Stewardesses of the time also had to comply with rules about their appearances, height, and weight, all of which was closely monitored. Advertisements sold beautiful stewardesses as part of the appeal of picking a particular airline. Some of that remains today: flight attendants for Asiana Airlines have to comply with rules about their makeup, hairstyles, and nail length. Others only allow attendants to wear dresses and skirts and don’t have a pants option for female workers.

Some of the old rules changed in the United States after court battles. The first people to bring discrimination complaints to the brand new Equal Employment Opportunity Commission in 1965 were stewardesses complaining about marriage and appearance policies. The policies continued until 1973, when a federal court in Washington, D.C. ruled against a policy at Northwest Airlines and the rest were soon struck down.

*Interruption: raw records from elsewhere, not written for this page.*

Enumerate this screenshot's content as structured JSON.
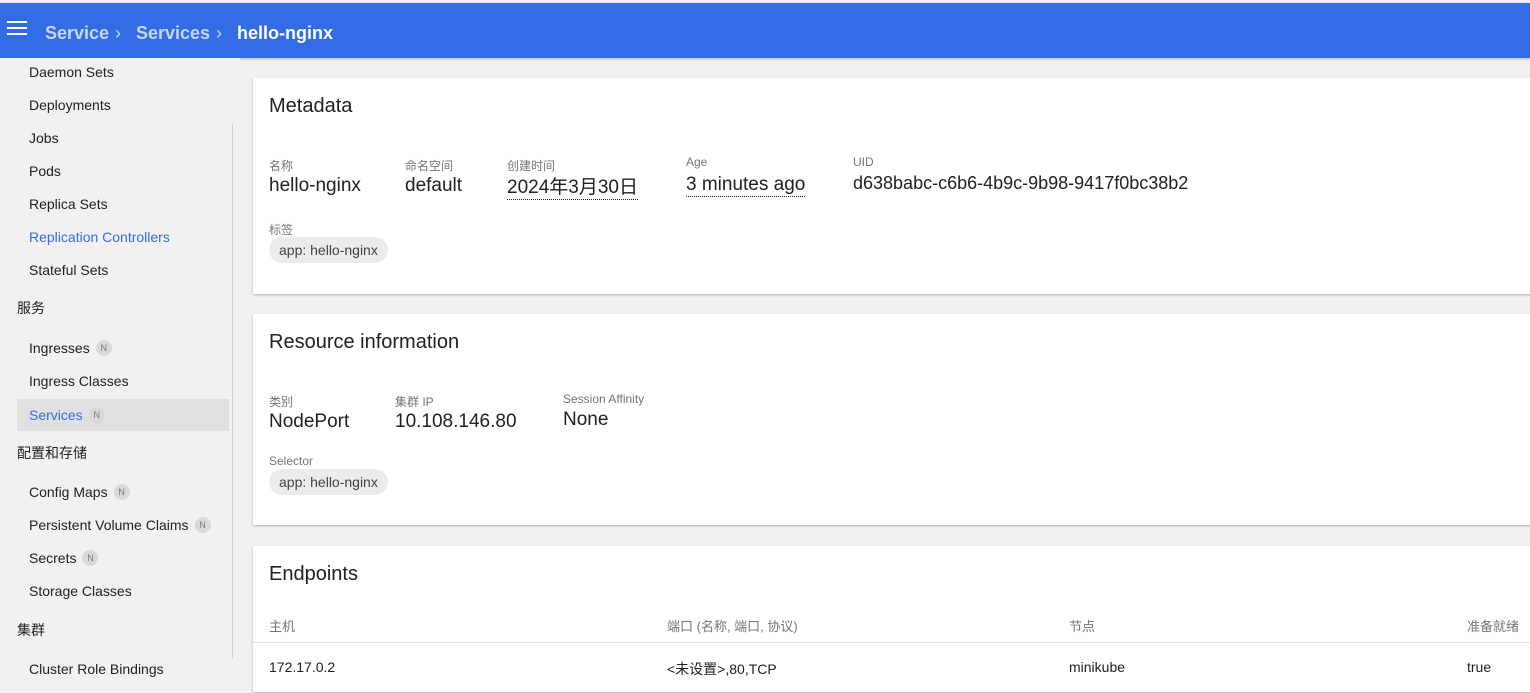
{
  "breadcrumb": {
    "items": [
      "Service",
      "Services"
    ],
    "current": "hello-nginx"
  },
  "sidebar": {
    "workloads": [
      "Daemon Sets",
      "Deployments",
      "Jobs",
      "Pods",
      "Replica Sets",
      "Replication Controllers",
      "Stateful Sets"
    ],
    "section_services": "服务",
    "services_items": [
      {
        "label": "Ingresses",
        "badge": "N"
      },
      {
        "label": "Ingress Classes"
      },
      {
        "label": "Services",
        "badge": "N",
        "selected": true
      }
    ],
    "section_config": "配置和存储",
    "config_items": [
      {
        "label": "Config Maps",
        "badge": "N"
      },
      {
        "label": "Persistent Volume Claims",
        "badge": "N"
      },
      {
        "label": "Secrets",
        "badge": "N"
      },
      {
        "label": "Storage Classes"
      }
    ],
    "section_cluster": "集群",
    "cluster_items": [
      {
        "label": "Cluster Role Bindings"
      }
    ]
  },
  "metadata": {
    "title": "Metadata",
    "name_label": "名称",
    "name": "hello-nginx",
    "namespace_label": "命名空间",
    "namespace": "default",
    "created_label": "创建时间",
    "created": "2024年3月30日",
    "age_label": "Age",
    "age": "3 minutes ago",
    "uid_label": "UID",
    "uid": "d638babc-c6b6-4b9c-9b98-9417f0bc38b2",
    "labels_label": "标签",
    "labels": [
      "app: hello-nginx"
    ]
  },
  "resource": {
    "title": "Resource information",
    "type_label": "类别",
    "type": "NodePort",
    "cluster_ip_label": "集群 IP",
    "cluster_ip": "10.108.146.80",
    "affinity_label": "Session Affinity",
    "affinity": "None",
    "selector_label": "Selector",
    "selector": [
      "app: hello-nginx"
    ]
  },
  "endpoints": {
    "title": "Endpoints",
    "columns": [
      "主机",
      "端口 (名称, 端口, 协议)",
      "节点",
      "准备就绪"
    ],
    "rows": [
      [
        "172.17.0.2",
        "<未设置>,80,TCP",
        "minikube",
        "true"
      ]
    ]
  },
  "colors": {
    "primary": "#326de6",
    "background": "#f1f1f1"
  }
}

Even so, many American employees face restrictions on pregnancy in the work place. Complaints of pregnancy discrimination, included women who allege they were fired simply for being pregnant, have risen faster over the last 15 years than the pace of women entering the workforce. Other women have sued employers over being forced to comply with restrictions on their appearance and weight.

The previous complaints against Qatar Airways’s policies also included an allegation that a rule prohibiting female employees from being dropped off or picked up from work by a man other than a husband, father, or brother is discriminatory. In its report, the ILO said the rule amounts to gender discrimination and should be reviewed. Dimitrov responded that it “reflects a cultural norm in Qatar” but that “we expect to be looking at this with the government.